幸亏这里的人多,她工作起来还算认真,此刻黄大强在旁边吃着泡面道:“那屋子看着就挺可怕的,不会是闹鬼吧?”
“怎么可能,那一定是新闻上乱写的,难道随便几句后就把你吓到吗?”刘雨宁没好气地骂道。
“可之前我们进去都差点被困着了,幸亏你们及时赶到!”
“哼,你们不是能和外界联系吗?还有那个修女,不是她带你们离开吗?”
提起钟白兰她现在被我们招待到贵宾室了,暂时还不能离开,几名警员正在询问她情况,她都坦白说了,但看她的样子仿佛有点迷迷糊糊的,似乎是忘记了一些事情。
我们问过她好几次,她都说不知道了,现在也搞不懂自已应该去什么地方,她说不知道东玛丽修道院是那里。
我就无语了,她自已不记得我们更加调查不出来,因为我让宋馨搜索过,中山范围内根本没有这个修道院。
有的是一个叫希望的修道院就在城市的中心,但如果之前组织的人想找人下手,绝对不会找这么明显的地方吧,应该会找偏僻一点的,所以我觉得钟白兰应该不是来自希望修道院的。
在警局的时候看到她,问许多问题,她只提起自已去到地下监狱的事情,之前发生的一切她只记得自已是在修道院的背后被人打晕了,另外和她一起的几个修女也曾经这样说过。
但她们现在都死了,她们的尸体被刘雨宁同时带了回来,我们都有去验证过死因很明显就是背后的刺伤导致动脉失去过多而死。
她们当时所发出的惨叫声我到现在还记得的,还有那古老的诺基亚手机,虽然它很陈旧,但由于它才救了我们的命。
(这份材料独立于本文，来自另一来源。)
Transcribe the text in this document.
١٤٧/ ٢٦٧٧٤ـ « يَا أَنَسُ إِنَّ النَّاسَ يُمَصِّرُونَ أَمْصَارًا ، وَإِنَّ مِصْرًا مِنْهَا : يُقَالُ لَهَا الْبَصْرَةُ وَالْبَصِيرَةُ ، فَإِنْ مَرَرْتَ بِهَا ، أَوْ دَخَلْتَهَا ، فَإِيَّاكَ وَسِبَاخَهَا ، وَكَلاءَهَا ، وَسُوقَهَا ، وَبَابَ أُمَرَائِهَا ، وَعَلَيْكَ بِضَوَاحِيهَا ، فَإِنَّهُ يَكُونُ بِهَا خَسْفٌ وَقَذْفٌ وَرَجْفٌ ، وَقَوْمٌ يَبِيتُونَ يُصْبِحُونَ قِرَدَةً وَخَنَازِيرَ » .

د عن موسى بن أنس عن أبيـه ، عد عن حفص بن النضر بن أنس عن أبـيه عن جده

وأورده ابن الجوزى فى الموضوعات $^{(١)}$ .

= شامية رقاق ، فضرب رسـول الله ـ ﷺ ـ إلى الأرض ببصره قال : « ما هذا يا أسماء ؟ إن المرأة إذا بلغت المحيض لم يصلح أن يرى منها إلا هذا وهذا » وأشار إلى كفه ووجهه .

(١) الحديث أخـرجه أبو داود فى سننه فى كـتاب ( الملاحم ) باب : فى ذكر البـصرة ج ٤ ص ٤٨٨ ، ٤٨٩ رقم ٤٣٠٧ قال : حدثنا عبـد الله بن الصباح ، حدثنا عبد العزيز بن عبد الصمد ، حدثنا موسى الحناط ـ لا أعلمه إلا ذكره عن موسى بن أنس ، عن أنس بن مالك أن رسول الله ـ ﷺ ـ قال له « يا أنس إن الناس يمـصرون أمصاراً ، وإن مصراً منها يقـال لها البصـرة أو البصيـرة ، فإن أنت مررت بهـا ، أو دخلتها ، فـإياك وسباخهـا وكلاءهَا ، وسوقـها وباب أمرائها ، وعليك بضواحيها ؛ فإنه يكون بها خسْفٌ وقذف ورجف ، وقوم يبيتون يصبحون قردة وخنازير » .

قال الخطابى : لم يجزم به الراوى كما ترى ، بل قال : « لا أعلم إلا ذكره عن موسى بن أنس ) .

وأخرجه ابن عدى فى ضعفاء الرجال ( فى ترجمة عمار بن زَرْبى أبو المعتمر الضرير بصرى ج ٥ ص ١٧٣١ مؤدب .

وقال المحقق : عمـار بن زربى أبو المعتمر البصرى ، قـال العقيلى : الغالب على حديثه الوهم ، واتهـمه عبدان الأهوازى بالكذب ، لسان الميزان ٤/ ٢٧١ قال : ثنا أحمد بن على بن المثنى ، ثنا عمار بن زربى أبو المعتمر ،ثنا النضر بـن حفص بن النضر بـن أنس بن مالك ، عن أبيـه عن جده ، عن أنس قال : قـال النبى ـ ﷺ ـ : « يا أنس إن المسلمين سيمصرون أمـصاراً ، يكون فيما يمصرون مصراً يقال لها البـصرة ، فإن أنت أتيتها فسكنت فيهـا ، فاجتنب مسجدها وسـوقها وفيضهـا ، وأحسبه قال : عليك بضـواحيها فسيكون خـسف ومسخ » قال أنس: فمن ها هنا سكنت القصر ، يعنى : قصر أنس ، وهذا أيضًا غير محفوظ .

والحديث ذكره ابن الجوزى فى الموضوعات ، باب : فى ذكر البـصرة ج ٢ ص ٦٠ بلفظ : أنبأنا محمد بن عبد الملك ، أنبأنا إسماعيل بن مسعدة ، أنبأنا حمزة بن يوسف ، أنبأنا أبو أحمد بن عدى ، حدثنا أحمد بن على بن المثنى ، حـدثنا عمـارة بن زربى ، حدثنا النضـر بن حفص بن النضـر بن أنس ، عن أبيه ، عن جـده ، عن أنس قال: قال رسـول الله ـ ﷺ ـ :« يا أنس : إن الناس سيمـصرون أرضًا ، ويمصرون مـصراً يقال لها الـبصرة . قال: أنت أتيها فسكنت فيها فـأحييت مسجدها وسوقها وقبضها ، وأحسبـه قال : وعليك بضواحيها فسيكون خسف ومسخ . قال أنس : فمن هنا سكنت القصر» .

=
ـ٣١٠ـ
现在诺基亚已经在物证室里放着了,随后会交给技术组进行验证。
希望能找到那些发信息给钟白兰的手机号码到底是谁的。
至于黄大强的胆子小,是我们警局里公认的,这些我就不跟他计较了,毕竟他又不是警察,我不可能强迫他好像刘雨宁她们这样吧。
在忙碌的时候,到了午饭的时间,我们都感觉到特别饥饿的,刘雨宁就连忙给我们拨打了外面电话,叫来热辣辣的麻辣烫,还有不少面包和奶茶。
我们大口大口地吃着东西,看着视频调查资料,黄大强看到有好吃的,第一个过去领,开头还和警局里的一个胖哥发生争执呢,因为他和胖哥都喜欢吃热狗面包,但刘雨宁只叫了一个,她看两人争执不下只好多叫了一份。
我就责备他们道:“不就吃点东西吗?如此执拗就好像孩子一般!”
“你不知道啦,宋青,这款热狗面包是最新款的,我吃完之后简直回味无穷,到现在还想吃,所以我也是一时间控制不住而已,你就别怪我了!”
我白了黄大强一眼,不管他赶快咽下一些麻辣烫,再次认真帮忙调查资料。
也不知道过了多久,老晓那边首先找到了一些信息,是关于那种诡楼的,说是那地方之前还在房产中心拍卖的来着,是一个叫冯成天的男人买下的,现在屋子的名字也是他的。
我们觉得这个叫冯成天的很有可疑,难道他不知道那屋子有问题吗?还买来做什么,而且在他的屋子里发现尸体,那就更加让人想调查一下他了。
不过我们还得先去房产中介详细问清楚,于是我和刘雨宁就来到中山的德祐房产中心,来到这里一位客服小姐很有礼貌地跟我们说道:“两位是来买房的还是看房的?”